In this article, we propose an approach, based on Semantic Web technologies, to represent and compare PGx knowledge units. To this end, we developed PGxO, a simple ontology that represents PGx knowledge units and their components. Combined with PROV-O, an ontology developed by the W3C to represent provenance information, PGxO enables encoding and associating provenance information to PGx relationships. Additionally, we introduce a set of rules to reconcile PGx knowledge, i.e. to identify when two relationships, potentially expressed using different vocabularies and levels of granularity, refer to the same, or to different knowledge units. We evaluated our ontology and rules by populating PGxO with knowledge units extracted from PharmGKB (2701), the literature (65,720) and from discoveries reported in EHR analysis studies (only 10, manually extracted); and by testing their similarity. We called PGxLOD (PGx Linked Open Data) the resulting knowledge base that represents and reconciles knowledge units of those various origins.

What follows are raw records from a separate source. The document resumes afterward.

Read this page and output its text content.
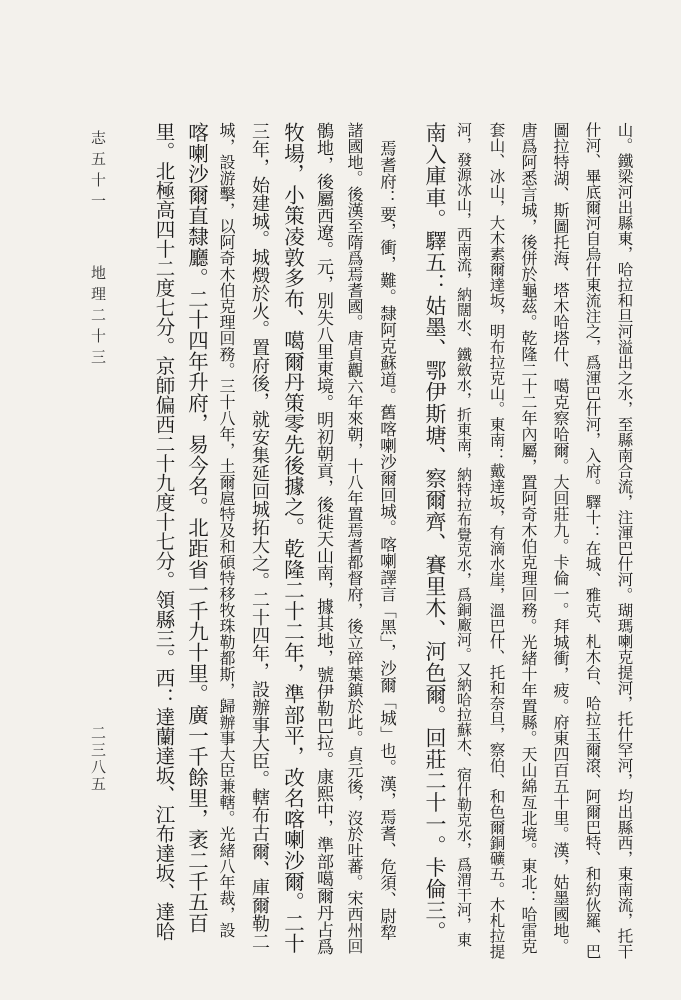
山。鐵梁河出縣東，哈拉和旦河溢出之水，至縣南合流，注渾巴什河。瑚瑪喇克提河，托什罕河，均出縣西，東南流，托干
什河、畢底爾河自烏什東流注之，爲渾巴什河，入府。驛十：在城、雅克、札木台、哈拉玉爾滾、阿爾巴特、和約伙羅、巴
圖拉特湖、斯圖托海、塔木哈塔什、噶克察哈爾。大回莊九。卡倫一。拜城衝，疲。府東四百五十里。漢，姑墨國地。
唐爲阿悉言城，後併於龜茲。乾隆二十二年內屬，置阿奇木伯克理回務。光緒十年置縣。天山綿亙北境。東北：哈雷克
套山、冰山，大木素爾達坂，明布拉克山。東南：戴達坂，有滴水崖，溫巴什、托和奈旦，察伯、和色爾銅礦五。木札拉提
河，發源冰山，西南流，納闊水、鐵斂水，折東南，納特拉布覺克水，爲銅廠河。又納哈拉蘇木、宿什勒克水，爲渭干河，東
南入庫車。驛五：姑墨、鄂伊斯塘、察爾齊、賽里木、河色爾。回莊二十一。卡倫三。
焉耆府：要，衝，難。隸阿克蘇道。舊喀喇沙爾回城。喀喇譯言「黑」，沙爾「城」也。漢，焉耆、危須、尉犂
諸國地。後漢至隋爲焉耆國。唐貞觀六年來朝，十八年置焉耆都督府，後立碎葉鎮於此。貞元後，沒於吐蕃。宋西州回
鶻地，後屬西遼。元，別失八里東境。明初朝貢，後徙天山南，據其地，號伊勒巴拉。康熙中，準部噶爾丹占爲
牧場，小策凌敦多布、噶爾丹策零先後據之。乾隆二十二年，準部平，改名喀喇沙爾。二十
三年，始建城。城燬於火。置府後，就安集延回城拓大之。二十四年，設辦事大臣。轄布古爾、庫爾勒二
城，設游擊，以阿奇木伯克理回務。三十八年，土爾扈特及和碩特移牧珠勒都斯，歸辦事大臣兼轄。光緒八年裁，設
喀喇沙爾直隸廳。二十四年升府，易今名。北距省一千九十里。廣一千餘里，袤二千五百
里。北極高四十二度七分。京師偏西二十九度十七分。領縣三。西：達蘭達坂、江布達坂、達哈
志五十一
地理二十三
二三八五
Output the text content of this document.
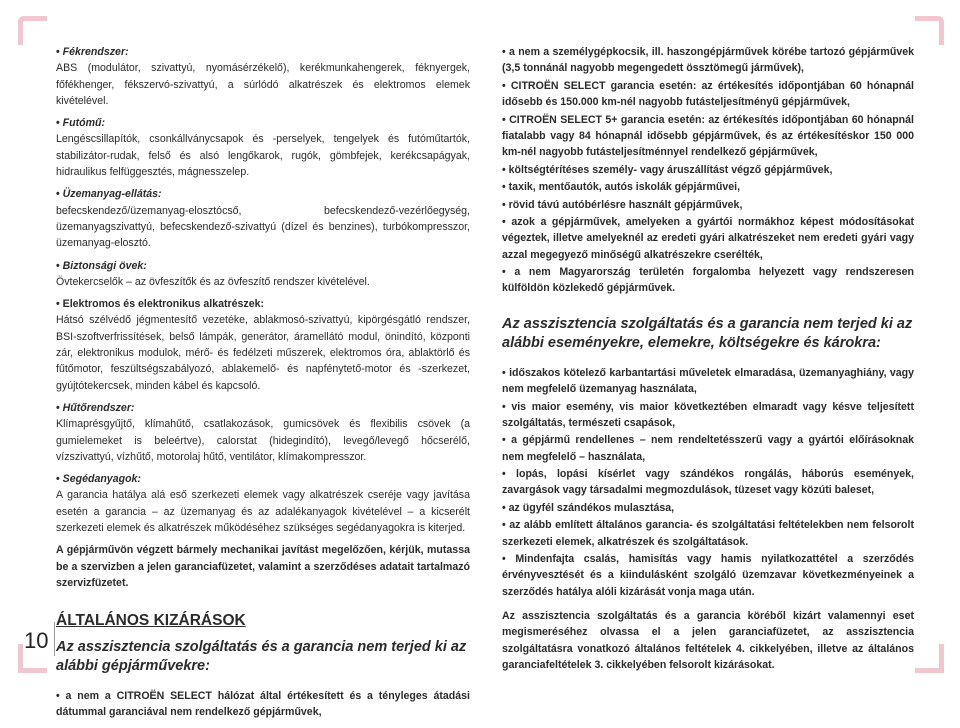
10
• Fékrendszer:

ABS (modulátor, szivattyú, nyomásérzékelő), kerékmunkahengerek, féknyergek, főfékhenger, fékszervó-szivattyú, a súrlódó alkatrészek és elektromos elemek kivételével.

• Futómű:

Lengéscsillapítók, csonkállványcsapok és -perselyek, tengelyek és futóműtartók, stabilizátor-rudak, felső és alsó lengőkarok, rugók, gömbfejek, kerékcsapágyak, hidraulikus felfüggesztés, mágnesszelep.

• Üzemanyag-ellátás:

befecskendező/üzemanyag-elosztócső, befecskendező-vezérlőegység, üzemanyagszivattyú, befecskendező-szivattyú (dízel és benzines), turbókompresszor, üzemanyag-elosztó.

• Biztonsági övek:

Övtekercselők – az övfeszítők és az övfeszítő rendszer kivételével.

• Elektromos és elektronikus alkatrészek:

Hátsó szélvédő jégmentesítő vezetéke, ablakmosó-szivattyú, kipörgésgátló rendszer, BSI-szoftverfrissítések, belső lámpák, generátor, áramellátó modul, önindító, központi zár, elektronikus modulok, mérő- és fedélzeti műszerek, elektromos óra, ablaktörlő és fűtőmotor, feszültségszabályozó, ablakemelő- és napfénytető-motor és -szerkezet, gyújtótekercsek, minden kábel és kapcsoló.

• Hűtőrendszer:

Klímaprésgyűjtő, klímahűtő, csatlakozások, gumicsövek és flexibilis csövek (a gumielemeket is beleértve), calorstat (hidegindító), levegő/levegő hőcserélő, vízszivattyú, vízhűtő, motorolaj hűtő, ventilátor, klímakompresszor.

• Segédanyagok:

A garancia hatálya alá eső szerkezeti elemek vagy alkatrészek cseréje vagy javítása esetén a garancia – az üzemanyag és az adalékanyagok kivételével – a kicserélt szerkezeti elemek és alkatrészek működéséhez szükséges segédanyagokra is kiterjed.

A gépjárművön végzett bármely mechanikai javítást megelőzően, kérjük, mutassa be a szervizben a jelen garanciafüzetet, valamint a szerződéses adatait tartalmazó szervizfüzetet.

ÁLTALÁNOS KIZÁRÁSOK
Az asszisztencia szolgáltatás és a garancia nem terjed ki az alábbi gépjárművekre:
• a nem a CITROËN SELECT hálózat által értékesített és a tényleges átadási dátummal garanciával nem rendelkező gépjárművek,
• a nem a személygépkocsik, ill. haszongépjárművek körébe tartozó gépjárművek (3,5 tonnánál nagyobb megengedett össztömegű járművek),
• CITROËN SELECT garancia esetén: az értékesítés időpontjában 60 hónapnál idősebb és 150.000 km-nél nagyobb futásteljesítményű gépjárművek,
• CITROËN SELECT 5+ garancia esetén: az értékesítés időpontjában 60 hónapnál fiatalabb vagy 84 hónapnál idősebb gépjárművek, és az értékesítéskor 150 000 km-nél nagyobb futásteljesítménnyel rendelkező gépjárművek,
• költségtérítéses személy- vagy áruszállítást végző gépjárművek,
• taxik, mentőautók, autós iskolák gépjárművei,
• rövid távú autóbérlésre használt gépjárművek,
• azok a gépjárművek, amelyeken a gyártói normákhoz képest módosításokat végeztek, illetve amelyeknél az eredeti gyári alkatrészeket nem eredeti gyári vagy azzal megegyező minőségű alkatrészekre cserélték,
• a nem Magyarország területén forgalomba helyezett vagy rendszeresen külföldön közlekedő gépjárművek.
Az asszisztencia szolgáltatás és a garancia nem terjed ki az alábbi eseményekre, elemekre, költségekre és károkra:
• időszakos kötelező karbantartási műveletek elmaradása, üzemanyaghiány, vagy nem megfelelő üzemanyag használata,
• vis maior esemény, vis maior következtében elmaradt vagy késve teljesített szolgáltatás, természeti csapások,
• a gépjármű rendellenes – nem rendeltetésszerű vagy a gyártói előírásoknak nem megfelelő – használata,
• lopás, lopási kísérlet vagy szándékos rongálás, háborús események, zavargások vagy társadalmi megmozdulások, tüzeset vagy közúti baleset,
• az ügyfél szándékos mulasztása,
• az alább említett általános garancia- és szolgáltatási feltételekben nem felsorolt szerkezeti elemek, alkatrészek és szolgáltatások.
• Mindenfajta csalás, hamisítás vagy hamis nyilatkozattétel a szerződés érvényvesztését és a kiindulásként szolgáló üzemzavar következményeinek a szerződés hatálya alóli kizárását vonja maga után.

Az asszisztencia szolgáltatás és a garancia köréből kizárt valamennyi eset megismeréséhez olvassa el a jelen garanciafüzetet, az asszisztencia szolgáltatásra vonatkozó általános feltételek 4. cikkelyében, illetve az általános garanciafeltételek 3. cikkelyében felsorolt kizárásokat.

The proposed ontology and reconciliation rules constitute a first step toward a more complete framework for knowledge comparison in PGx. In this direction, the experimental instantiation of PGxO, named PGxLOD, illustrates the ability and difficulties of reconciling various existing knowledge sources.
药物基因组学(PGx)研究基因变异如何影响药物反应表型的变化。PGx 知识通常由具有三元关系形式的单元组成:基因变异-药物-不良反应。这种关系表明,具有特定基因变异并接触特定药物的患者可能会发生不良反应。PGx 的最新知识主要存在于 PharmGKB 等参考数据库中,并在科学生物医学文献中报道。但是,PGx 知识也可以从电子健康记录(EHR)等临床数据中发现,在这种情况下,它可能对应于新知识,或者确认缺乏“临床对应物”或验证的最新知识。因此,需要自动比较来自不同来源的知识单元。
在本文中,我们提出了一种基于语义 Web 技术的方法来表示和比较 PGx 知识单元。为此,我们开发了 PGxO,这是一个简单的本体,用于表示 PGx 知识单元及其组件。与 W3C 开发的表示出处信息的 PROV-O 结合使用,PGxO 可以对 PGx 关系进行编码并关联出处信息。此外,我们引入了一组规则来协调 PGx 知识,即确定两个关系(可能使用不同的词汇和粒度来表达)是否指的是相同的知识单元,或者是否指的是不同的知识单元。我们通过将从 PharmGKB(2701)、文献(65720)和 EHR 分析研究报告中发现的知识单元(仅 10 个,手动提取)提取到 PGxO 中,并通过测试它们的相似性来评估我们的本体和规则。我们将由此产生的代表和协调来自各种来源的知识单元的知识库称为 PGxLOD(PGx 链接开放数据)。
所提出的本体和协调规则构成了 PGx 中知识比较更完整框架的第一步。在这一方向上,PGxO 的实验实例 PGxLOD 说明了协调各种现有知识库的能力和困难。